Provide your consultant with access to your systems, a place to sit, and an open communication line to everyone. Introduce the consultant to your staff and let people know who they are and the important work they will be doing on your behalf. Reinforce the call to open communications as needed throughout the project. Many ERP projects are a means of providing tools for future expansions or other plans that likely are confidential. Ensure the consultant understands and has signed appropriate non-disclosure agreements.

Change Management

You will hire a consultant that has the expertise to work with your business eventually to a successful completion of your ERP project. The relationship is not entirely technical. Your employees and system users all react to change in their own unique ways. Some will adapt quickly and embrace the new processes. Others will fight to keep the old process they are already comfortable using. Most will fall somewhere in between, neither fighting change nor immediately accepting change but will, in the end, use your new ERP system. A few might never accept the changes and will part from your business.

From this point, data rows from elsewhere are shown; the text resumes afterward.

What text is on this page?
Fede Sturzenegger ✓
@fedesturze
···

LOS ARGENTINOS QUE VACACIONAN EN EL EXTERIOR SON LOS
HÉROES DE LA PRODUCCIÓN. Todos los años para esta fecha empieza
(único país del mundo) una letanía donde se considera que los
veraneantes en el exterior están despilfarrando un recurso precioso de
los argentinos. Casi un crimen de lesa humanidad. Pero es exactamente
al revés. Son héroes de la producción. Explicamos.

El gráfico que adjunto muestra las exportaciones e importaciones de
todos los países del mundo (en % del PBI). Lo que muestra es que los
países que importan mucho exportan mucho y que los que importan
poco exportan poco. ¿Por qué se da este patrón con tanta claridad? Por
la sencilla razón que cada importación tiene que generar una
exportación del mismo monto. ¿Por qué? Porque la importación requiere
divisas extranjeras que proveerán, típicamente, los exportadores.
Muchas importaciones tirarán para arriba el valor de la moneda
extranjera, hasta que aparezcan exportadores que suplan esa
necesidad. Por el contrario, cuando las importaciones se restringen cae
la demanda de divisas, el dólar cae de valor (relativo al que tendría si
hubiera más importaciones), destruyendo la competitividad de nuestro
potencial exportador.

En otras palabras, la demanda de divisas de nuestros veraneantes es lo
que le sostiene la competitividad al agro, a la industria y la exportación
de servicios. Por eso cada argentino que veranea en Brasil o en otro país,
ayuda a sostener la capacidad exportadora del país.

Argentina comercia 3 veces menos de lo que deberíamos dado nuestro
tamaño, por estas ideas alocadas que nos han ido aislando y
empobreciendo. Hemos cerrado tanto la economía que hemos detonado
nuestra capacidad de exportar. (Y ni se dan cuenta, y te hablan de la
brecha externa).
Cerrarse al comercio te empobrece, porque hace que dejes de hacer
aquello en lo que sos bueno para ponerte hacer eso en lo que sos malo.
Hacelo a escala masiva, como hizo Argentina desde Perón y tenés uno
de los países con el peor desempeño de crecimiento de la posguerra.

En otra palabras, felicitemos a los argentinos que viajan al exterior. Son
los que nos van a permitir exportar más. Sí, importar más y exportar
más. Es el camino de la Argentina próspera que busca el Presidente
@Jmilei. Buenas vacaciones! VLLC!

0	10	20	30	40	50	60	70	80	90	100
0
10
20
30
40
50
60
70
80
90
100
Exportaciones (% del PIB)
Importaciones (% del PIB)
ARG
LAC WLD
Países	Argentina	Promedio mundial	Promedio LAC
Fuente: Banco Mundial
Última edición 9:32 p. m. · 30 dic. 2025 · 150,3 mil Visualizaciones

Managing change and helping your people along is one of the critical components of your ERP project. The ERP consultant you hire probably has the expertise you need in this area and you should take full advantage of it so your people can stay satisfied.

Data Management

Part of the ERP project will be data conversion from your legacy systems and loading that data into the new ERP. Many IT staff do not have the bandwidth to handle this work in addition to their current jobs. Often this work will be managed by your consultant. Consider who will handle data not only during the project’s duration, but also who will pick up the responsibilities thereafter.

Verification

As the project moves along, you will test specific transactions and the overall system to ensure the results meet your needs and expectations. Use your own people for some of the manual tests. Not only will they help with the project step, they will gain some training and become ambassadors representing all of your ERP users. The consultant will be a guide to setting up and managing testing. The consultant might have automated test processes too which will perform tests that follow your processes and repeat tests 24 hours a day. You will gain many additional test cycles and avoid human errors in testing.

Training

Think about how to train your people to use ERP when the project is complete. You can train a few to train the many and use your existing resources. You could also use the consultants to design and implement needed ERP training for you and your team.

Collaboration With Your ERP Consultancy of Choice

Fundamental to the idea of ERP is the notion of collaboration. Enterprise applications build bridges within the enterprise, and between the enterprise and the outside world. The act of implementing ERP is similarly an act of collaboration. In this light, when choosing a system integrator, ensure that they are an implementation partner, and not merely a consultancy for hire — for it is through people and partnership that the true benefits of ERP are realized.